Dohni’nin trajedisi bitmedi… 2
Dohni’den alınarak ikinci otobüsle birlikte “kayıp” edilen iki kardeşin birisinden geride kalanlar Pareklişa’da bulundu, diğer kardeş bulunamadı… Yıldan Gülakdeniz, ikinci “kayıp” kardeşinin akibetini sorguluyor…
Yıldan Gülakdeniz bize Dohni’den hatırladıklarını, çocukluğunu, kardeşlerini, yaşadıkları travmaları ve dramları anlattı…

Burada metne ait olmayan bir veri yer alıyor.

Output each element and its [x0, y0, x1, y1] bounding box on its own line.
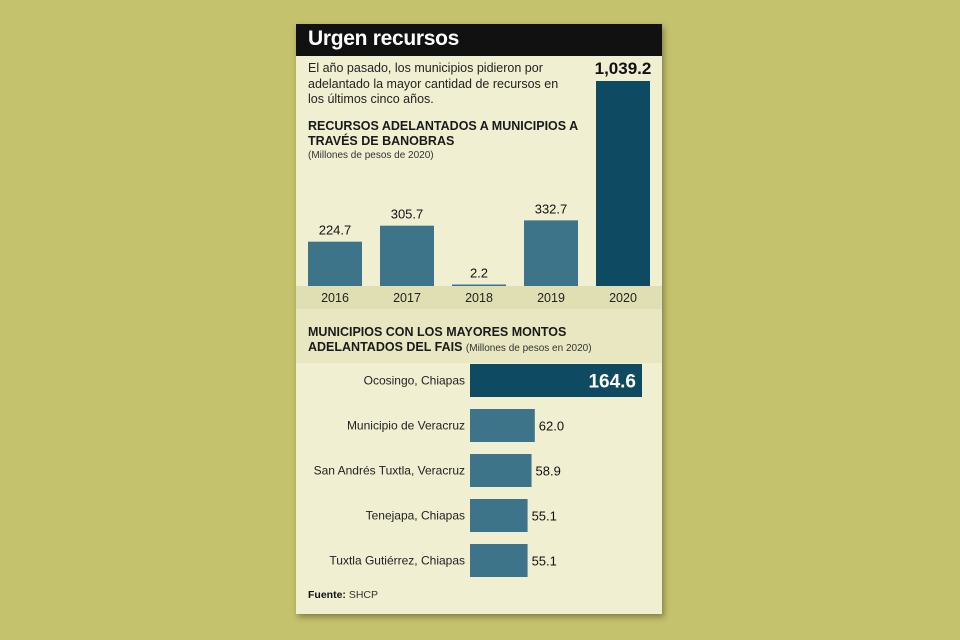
chart2-bar: [470, 454, 532, 487]
chart1-value-label: 224.7: [319, 223, 352, 238]
title-bar: Urgen recursos: [296, 24, 662, 56]
chart2-bar: [470, 364, 642, 397]
chart1-value-label: 305.7: [391, 207, 424, 222]
chart1-value-label: 2.2: [470, 266, 488, 281]
chart2-header-band: [296, 309, 662, 363]
chart1-title: RECURSOS ADELANTADOS A MUNICIPIOS A TRAV…: [308, 119, 578, 148]
chart1-value-label: 1,039.2: [595, 59, 652, 78]
source-text: SHCP: [348, 589, 379, 601]
chart2-value-label: 55.1: [532, 554, 557, 569]
chart2-category-label: Tenejapa, Chiapas: [366, 509, 465, 523]
chart1-bar: [452, 284, 506, 286]
chart2-category-label: Ocosingo, Chiapas: [364, 374, 465, 388]
source-label: Fuente:: [308, 589, 346, 601]
chart1-bar: [524, 220, 578, 286]
chart1-axis-band: [296, 286, 662, 309]
chart1-bar: [308, 241, 362, 286]
chart2-svg: Ocosingo, Chiapas 164.6 Municipio de Verac…: [314, 364, 642, 577]
chart2-value-label: 62.0: [539, 419, 564, 434]
infographic-title: Urgen recursos: [308, 27, 460, 50]
intro-text: El año pasado, los municipios pidieron p…: [308, 61, 559, 106]
chart1-category-label: 2019: [537, 291, 565, 305]
chart1-svg: 224.7 2016 305.7 2017 2.2 2018 332.7 2019 1,039.…: [308, 59, 652, 305]
chart2-bar: [470, 544, 528, 577]
chart1-subtitle: (Millones de pesos de 2020): [308, 150, 434, 161]
chart1-category-label: 2018: [465, 291, 493, 305]
chart1-bar: [380, 225, 434, 286]
infographic-card: Urgen recursos El año pasado, los munici…: [296, 24, 662, 614]
chart2-subtitle: (Millones de pesos en 2020): [465, 343, 592, 354]
chart2-bar: [470, 499, 528, 532]
chart2-value-label: 55.1: [532, 509, 557, 524]
chart1-bar: [596, 81, 650, 286]
chart2-value-label: 58.9: [536, 464, 561, 479]
chart1-value-label: 332.7: [535, 201, 568, 216]
chart2-title-block: MUNICIPIOS CON LOS MAYORES MONTOS ADELAN…: [308, 325, 648, 356]
chart2-bar: [470, 409, 535, 442]
chart1-category-label: 2020: [609, 291, 637, 305]
chart1-category-label: 2016: [321, 291, 349, 305]
source-line: Fuente: SHCP: [308, 589, 378, 601]
chart2-category-label: San Andrés Tuxtla, Veracruz: [314, 464, 465, 478]
chart2-value-label: 164.6: [588, 372, 636, 393]
chart2-category-label: Municipio de Veracruz: [347, 419, 465, 433]
chart2-title: MUNICIPIOS CON LOS MAYORES MONTOS ADELAN…: [308, 325, 567, 354]
chart2-category-label: Tuxtla Gutiérrez, Chiapas: [329, 554, 465, 568]
chart1-category-label: 2017: [393, 291, 421, 305]
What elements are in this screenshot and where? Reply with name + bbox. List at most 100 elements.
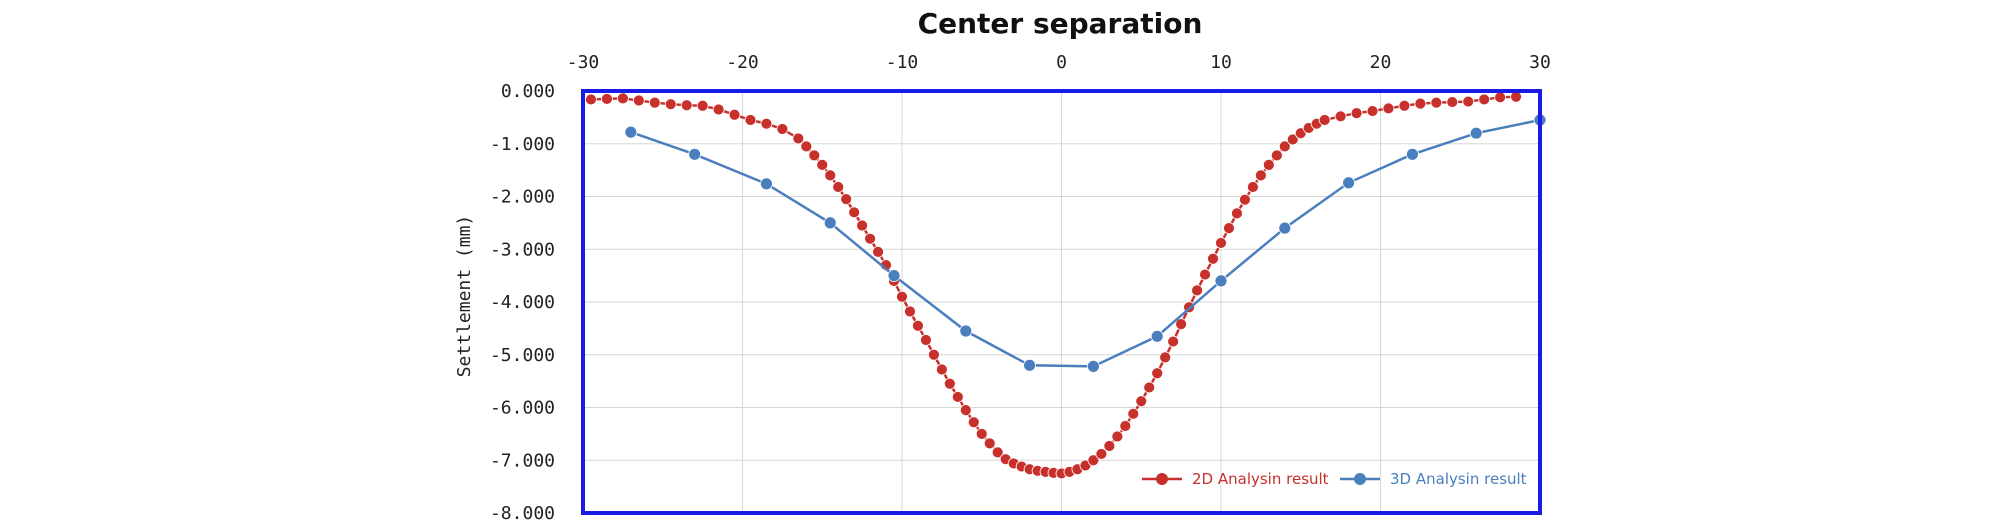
data-point [1167, 335, 1180, 348]
data-point [1215, 237, 1227, 249]
data-point [1262, 158, 1275, 171]
y-tick-label: -4.000 [490, 292, 555, 313]
data-point [1207, 252, 1219, 265]
x-tick-label: 20 [1370, 52, 1392, 73]
data-point [1334, 110, 1347, 123]
data-point [1150, 329, 1164, 343]
data-point [959, 404, 972, 417]
x-tick-labels: -30 -20 -10 0 10 20 30 [567, 52, 1551, 73]
data-point [1111, 430, 1124, 443]
data-point [928, 348, 940, 361]
x-tick-label: 10 [1210, 52, 1232, 73]
data-point [1214, 274, 1228, 288]
data-point [688, 147, 702, 161]
legend-marker [1354, 473, 1366, 485]
data-point [1446, 96, 1459, 108]
data-series [585, 90, 1547, 480]
legend: 2D Analysin result 3D Analysin result [1142, 470, 1527, 488]
data-point [744, 114, 757, 126]
data-point [967, 416, 980, 429]
series-2 [624, 113, 1547, 373]
data-point [935, 363, 948, 376]
x-tick-label: -10 [886, 52, 919, 73]
data-point [712, 103, 725, 116]
data-point [1239, 193, 1251, 206]
legend-label: 2D Analysin result [1192, 470, 1329, 488]
data-point [808, 149, 821, 162]
data-point [680, 99, 693, 112]
legend-label: 3D Analysin result [1390, 470, 1527, 488]
chart-title: Center separation [918, 7, 1203, 40]
y-tick-label: -2.000 [490, 187, 555, 208]
data-point [760, 117, 773, 130]
data-point [1366, 105, 1379, 117]
data-point [951, 391, 964, 403]
data-point [1231, 207, 1243, 220]
data-point [1119, 420, 1132, 432]
legend-entry-2: 3D Analysin result [1340, 470, 1527, 488]
data-point [887, 269, 901, 283]
data-point [1143, 381, 1156, 394]
data-point [1223, 222, 1235, 235]
data-point [840, 193, 853, 206]
data-point [648, 96, 661, 109]
data-point [1023, 358, 1036, 372]
data-point [823, 216, 837, 230]
y-axis-label: Settlement (mm) [454, 215, 475, 378]
y-tick-labels: 0.000 -1.000 -2.000 -3.000 -4.000 -5.000 -6.00… [490, 81, 555, 524]
data-point [1191, 284, 1203, 297]
data-point [904, 305, 916, 318]
data-point [1270, 149, 1283, 162]
data-point [1478, 93, 1491, 106]
data-point [776, 123, 789, 135]
y-tick-label: -6.000 [490, 398, 555, 419]
x-tick-label: -30 [567, 52, 600, 73]
data-point [1286, 133, 1299, 146]
data-point [728, 108, 741, 121]
data-point [864, 232, 876, 245]
data-point [943, 377, 956, 390]
y-tick-label: -8.000 [490, 503, 555, 524]
data-point [856, 219, 869, 232]
data-point [1159, 351, 1172, 364]
data-point [983, 437, 996, 450]
x-tick-label: 0 [1056, 52, 1067, 73]
x-tick-label: 30 [1529, 52, 1551, 73]
data-point [1318, 114, 1331, 126]
y-tick-label: 0.000 [501, 81, 555, 102]
data-point [1087, 454, 1100, 467]
y-tick-label: -1.000 [490, 134, 555, 155]
data-point [601, 93, 613, 105]
data-point [824, 169, 837, 182]
data-point [1175, 318, 1188, 331]
data-point [1382, 102, 1395, 115]
data-point [959, 324, 973, 338]
data-point [632, 94, 645, 107]
data-point [975, 427, 988, 440]
data-point [1278, 221, 1292, 235]
data-point [1278, 140, 1291, 153]
data-point [624, 125, 638, 139]
legend-marker [1156, 473, 1168, 485]
data-point [585, 93, 597, 106]
data-point [664, 98, 677, 111]
data-point [1350, 107, 1363, 120]
data-point [696, 99, 709, 112]
data-point [1469, 126, 1483, 140]
data-point [800, 140, 813, 153]
data-point [991, 446, 1004, 459]
y-tick-label: -7.000 [490, 450, 555, 471]
data-point [1254, 169, 1267, 182]
data-point [792, 132, 805, 145]
y-tick-label: -5.000 [490, 345, 555, 366]
data-point [1494, 91, 1507, 104]
data-point [832, 181, 845, 193]
data-point [1135, 395, 1148, 408]
y-tick-label: -3.000 [490, 239, 555, 260]
series-line [590, 95, 1517, 475]
data-point [872, 245, 884, 258]
data-point [1342, 176, 1355, 190]
data-point [616, 92, 629, 105]
grid-lines [582, 90, 1541, 514]
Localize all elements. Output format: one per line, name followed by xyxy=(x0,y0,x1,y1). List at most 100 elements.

Yıldan Gülakdeniz, “kayıp” kardeşi Yüksel Hamza için yardım istiyor… Bu konuda bir şey duymuş, görmüş veya en ufak bir bilgi sahibi olan varsa, lütfen bizi arayınız… İsimli veya isimsiz olarak beni arayabilirsiniz. Telefon numaram 0542 853 8436… Kıbrıslırum okurlarım için telefon numaram 99 966518
Bir şey biliyorsak paylaşalım ve bu ailenin yaşamakta olduğu korkunç travmaya bir son verelim…
Yıldan Gülakdeniz’le röportajımızın devamı şöyle:
YILDAN GÜLAKDENİZ: Üç oğlucuğum var benim, büyük oğlum evlidir, geçenlerde gelinim dedi ki bana “Anne” dedi, “senden bir şey isteyecem, bilirim vermeycen bana” dedi.
“Nedir annem, söyle?” dedim.
“Bu kök aynayı bize versen?” dedi.
Dedim “Yoook… Canımı isteyin, parayla size her şeyi alırım” dedim “ama onu” dedim, “veremem…”
Yani sakladığım aslında çok şeyler vardır.
Eskiye bir eğilimim vardır zaten… Bilmiyorum nedenini, hep böyle içimde eski kapılar, eski eşyalar, seramik olarak da hep eskileri yaparım. Bilmiyorum nedeni nedir. Herkes daha modern bir şey çalışırken, ben eski bir kapı görürüm, eski bir şey görürüm…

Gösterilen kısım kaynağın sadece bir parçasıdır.